Eliminating words, refocusing Barthes’s famous definition of theatricality as “theatre minus text”, Fret achieves a symphonic effect of images and a visual impact of music. The trademark of Fret’s style, the ineffable dimension that particularises his work in the context of ritualistic performance today, is the authenticity of his art. Never stressing the effects to the detriment of substance, always starting from the source of the story and moving towards the unpredictable reception of the show in its finite form, he creates an organic, truly genuine experience for those prepared to enter his universe. A universe they are all invited to enter not in order to lose themselves in its heightened energy, but rather to reaffirm their respective selves through conscious presence.

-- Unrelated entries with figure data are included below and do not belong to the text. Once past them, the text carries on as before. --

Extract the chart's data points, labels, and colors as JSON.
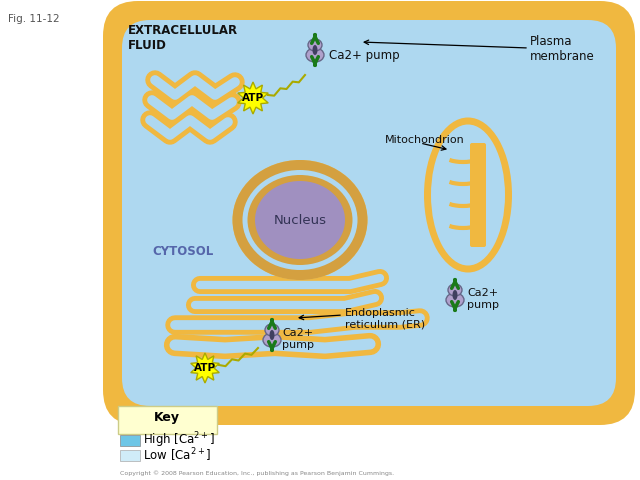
{
  "fig_label": "Fig. 11-12",
  "bg_color": "#ffffff",
  "extracellular_color": "#6ec6e6",
  "cell_outer_color": "#f0b840",
  "cell_inner_color": "#aed8f0",
  "er_color": "#f0b840",
  "nucleus_outer_color": "#e8c870",
  "nucleus_inner_color": "#a090c0",
  "mitochondrion_outer": "#f0b840",
  "mitochondrion_inner": "#aed8f0",
  "pump_body_color": "#b0a0cc",
  "pump_arrow_color": "#1a7a1a",
  "atp_color": "#ffff00",
  "key_bg": "#fffff0",
  "high_ca_color": "#6ec6e6",
  "low_ca_color": "#d0ecf8",
  "title_extracellular": "EXTRACELLULAR\nFLUID",
  "label_plasma": "Plasma\nmembrane",
  "label_ca_pump1": "Ca2+ pump",
  "label_mito": "Mitochondrion",
  "label_nucleus": "Nucleus",
  "label_cytosol": "CYTOSOL",
  "label_ca_pump2": "Ca2+\npump",
  "label_er": "Endoplasmic\nreticulum (ER)",
  "label_ca_pump3": "Ca2+\npump",
  "label_atp": "ATP",
  "label_key": "Key",
  "label_high_ca": "High [Ca",
  "label_low_ca": "Low [Ca",
  "copyright": "Copyright © 2008 Pearson Education, Inc., publishing as Pearson Benjamin Cummings."
}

Heidegger believed that existence meant being there. In Fret’s definition of the theatrical encounter, the existence of the victim is justified through the performer’s being there, which is in turn legitimised only by the spectator’s witnessing. Consequently, theatre criticism becomes a testament to this process of witnessing, more than a retrospective rational analysis of that which belongs in the realm of spiritual participation.
We are all Armine
Fret’s adventure into the traumatic memory of the Armenian past has an immediacy beyond its historical meaning. His show is the opposite of docudrama, far removed from the patterns of storytelling involved in the engaged, militant “community theatre”. Indeed, this way of understanding history and the approach to presenting it on stage have almost nothing in common with the attempts of so many contemporary directors who feel the urge to recompose cultural memory from the fragments of archive material. Fret deconstructs history, aiming to make it real, turning it into the tangible humanity of the actors. Particularly in the context of Polish theatre, so often obsessed with the damages wrought by the twentieth century within a national framework, his sense of rereading and rewriting the text of history through theatre is simply unique. It creates an improbable balance between the clear accuracy of the story, in terms of both time and space, and the unmistakable universality and atemporality of its meaning. Armine, Sister avoids any present-day association. It defies any temptation to equate the suffering of Armine with the ordeal of contemporary victims of any kind. Yet, despite all its sense of historical specificity, the enduring message of Fret’s creation touches upon the existence of each and every single person in the audience, who begins empathising with the “pain of others”, past or present, close or far away. Thanks to this epiphany, any critique of the show in fact becomes the spiritual testimony of a reliable witness.